Sports10:00 · 7h ago

Why the writer says Maccabi Tel Aviv’s championship was good for basketball

YnetCenter
Translated & summarized from Ynet by baba
The story · English

The columnist, who says he is neither a Maccabi Tel Aviv fan nor an anti-Hapoel Tel Aviv supporter, argues that Maccabi’s win in the finals and its Israeli basketball championship were ultimately a victory for sportsmanship. He contrasts that with the way Hapoel Tel Aviv owner Ofer Yannay has managed his club over the past two years, saying Yannay may be a successful businessman but still needs to learn the “spirit of sport.”

He writes that clubs exist first and foremost for their fans, and says Yannay missed repeated chances to build a healthy relationship with Hapoel’s supporters.
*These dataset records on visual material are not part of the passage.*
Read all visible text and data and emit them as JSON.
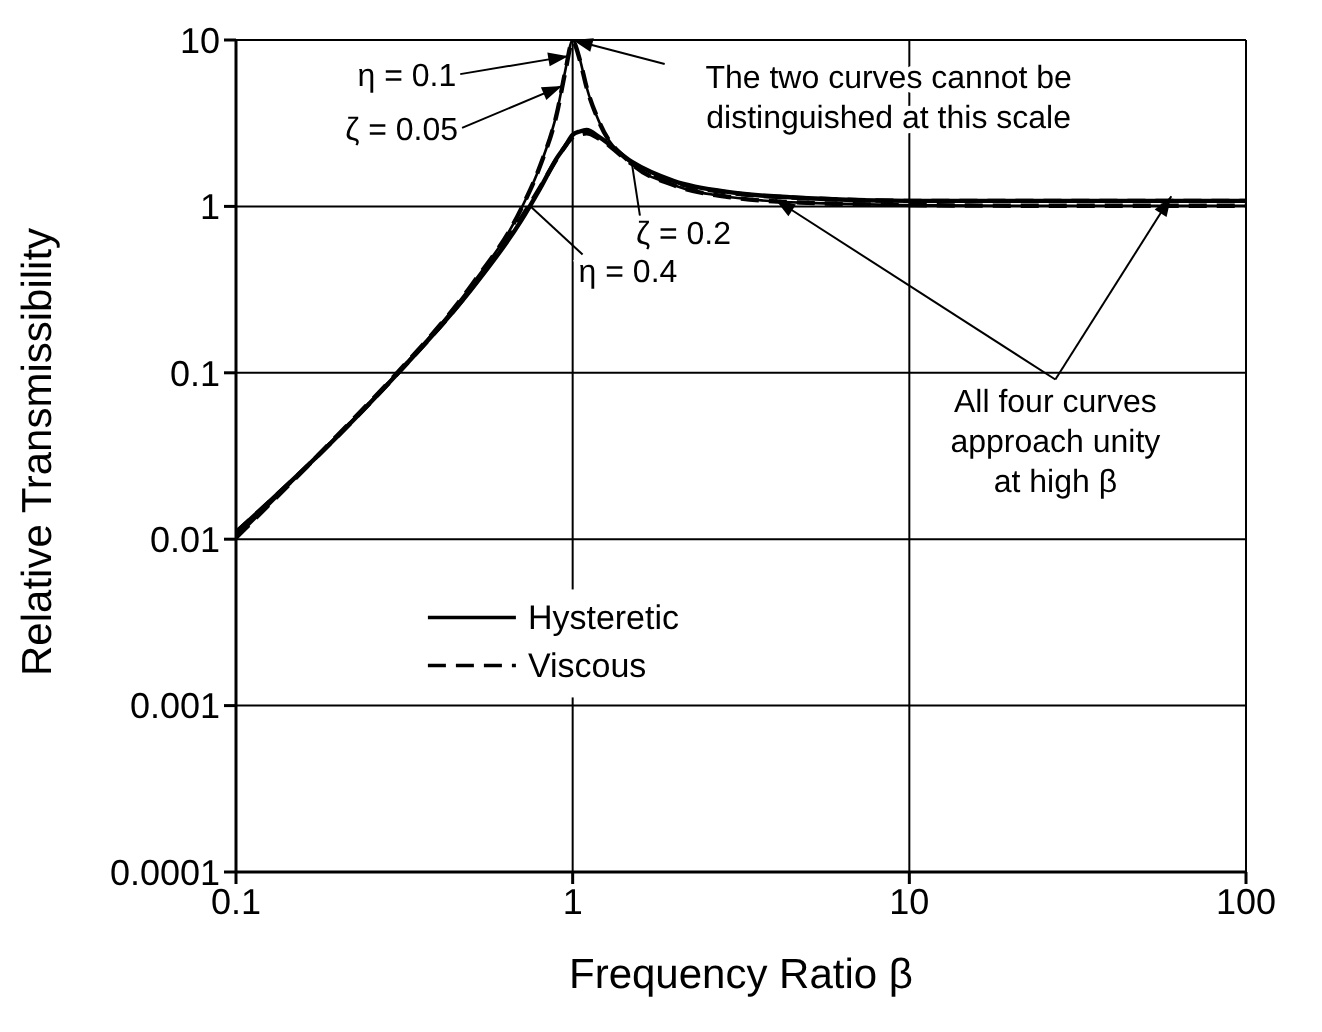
{
  "chart_data": {
    "type": "line",
    "xlabel": "Frequency Ratio  β",
    "ylabel": "Relative Transmissibility",
    "log": "xy",
    "xlim": [
      0.1,
      100
    ],
    "ylim": [
      0.0001,
      10
    ],
    "xticks": [
      0.1,
      1,
      10,
      100
    ],
    "yticks": [
      0.0001,
      0.001,
      0.01,
      0.1,
      1,
      10
    ],
    "grid": true,
    "legend": "center",
    "x": [
      0.1,
      0.2,
      0.3,
      0.5,
      0.7,
      0.8,
      0.9,
      0.95,
      1,
      1.05,
      1.1,
      1.2,
      1.5,
      2,
      3,
      5,
      10,
      20,
      50,
      100
    ],
    "series": [
      {
        "name": "Hysteretic",
        "color": "#000000",
        "line_style": "solid",
        "values": [
          0.0102,
          0.042,
          0.099,
          0.335,
          0.95,
          1.75,
          3.75,
          6.5,
          10,
          7.7,
          5.2,
          3.2,
          1.8,
          1.34,
          1.13,
          1.05,
          1.02,
          1.01,
          1.01,
          1.01
        ]
      },
      {
        "name": "Viscous",
        "color": "#000000",
        "line_style": "dashed",
        "values": [
          0.0102,
          0.042,
          0.099,
          0.335,
          0.95,
          1.75,
          3.7,
          6.4,
          9.8,
          7.6,
          5.2,
          3.2,
          1.8,
          1.34,
          1.13,
          1.05,
          1.02,
          1.01,
          1.01,
          1.01
        ]
      },
      {
        "color": "#000000",
        "line_style": "solid",
        "values": [
          0.011,
          0.0414,
          0.0975,
          0.317,
          0.81,
          1.28,
          1.97,
          2.3,
          2.69,
          2.82,
          2.88,
          2.61,
          1.85,
          1.42,
          1.21,
          1.12,
          1.08,
          1.08,
          1.08,
          1.08
        ]
      },
      {
        "color": "#000000",
        "line_style": "dashed",
        "values": [
          0.011,
          0.0414,
          0.0975,
          0.32,
          0.84,
          1.3,
          1.95,
          2.3,
          2.6,
          2.7,
          2.75,
          2.55,
          1.8,
          1.4,
          1.2,
          1.12,
          1.08,
          1.08,
          1.08,
          1.08
        ]
      }
    ],
    "annotations": [
      {
        "text": "η = 0.1",
        "x": 0.97,
        "y": 8
      },
      {
        "text": "ζ = 0.05",
        "x": 0.93,
        "y": 5.3
      },
      {
        "text": "ζ = 0.2",
        "x": 1.5,
        "y": 1.8
      },
      {
        "text": "η = 0.4",
        "x": 0.75,
        "y": 1
      },
      {
        "text": "The two curves cannot be distinguished at this scale",
        "x": 1,
        "y": 10
      },
      {
        "text": "All four curves approach unity at high β",
        "x": 4,
        "y": 1.1
      }
    ]
  }
}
The piece says tensions deepened after the club, once a classic supporters’ team before Yannay’s purchase, cut ties with the fan association and moved home games to the Ya’akov Eliyahu Hall. The writer quotes Yannay as saying, “They are not coming, they will not come to Drive In either, and they are not coming because of me,” and says rebuilding that bond should be a central goal. He notes Yannay has already understood one thing, that a team’s home arena is where its legacy is built, even if it is smaller than the Yad Eliyahu Hall and brings in less revenue.
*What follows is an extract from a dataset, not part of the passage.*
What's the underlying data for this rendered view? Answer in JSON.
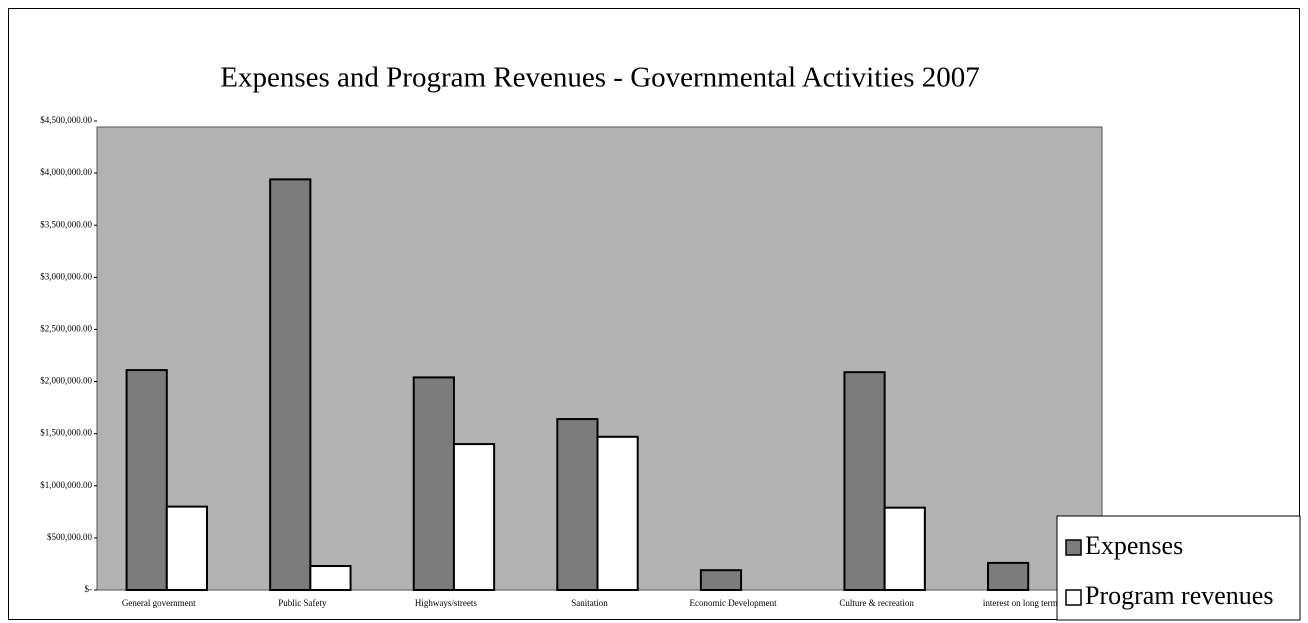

The column also argues that winning culture is not about winning at any cost, but about long-term identity, values, and group cohesion. In his view, Maccabi survived a difficult season, with injuries but with a stable core, while Hapoel’s roster and management were weakened by a breakdown in structure. He cites reports that Hapoel offered watches worth $50,000 to players who did not return to Israel after the recent Iran-related events, saying even a watch worth a million dollars cannot build a team.
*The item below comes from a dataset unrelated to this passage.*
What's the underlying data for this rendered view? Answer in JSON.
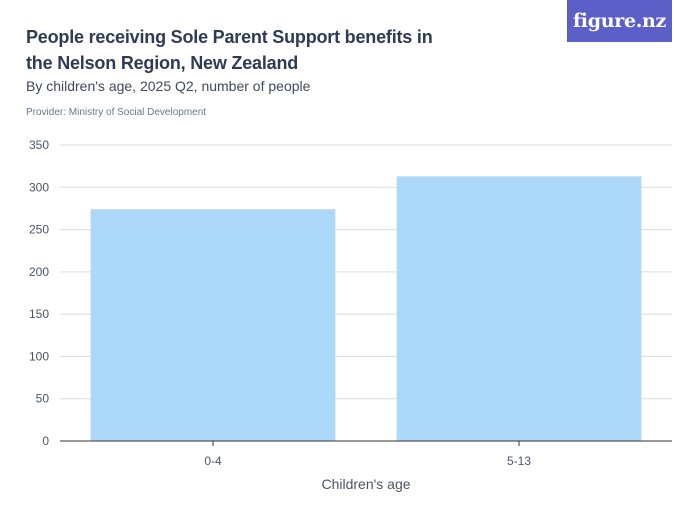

The writer says a club is built through shared adversity and by creating a balanced squad, not two separate groups or by making Israeli players feel like second-class options. He adds that he is unsure whether this was Yannay’s strategy or the result of coach Dimitris Itoudis’s arrogance, but says the club’s handling of foreign players and its sidelining of Israelis hurt the team by the end of the season, when many foreigners were no longer in the squad. The column ends by warning Yannay that if he is in this for the long haul, he should treat it as a marathon, not a sprint, and focus on building the club rather than publicity and controversy.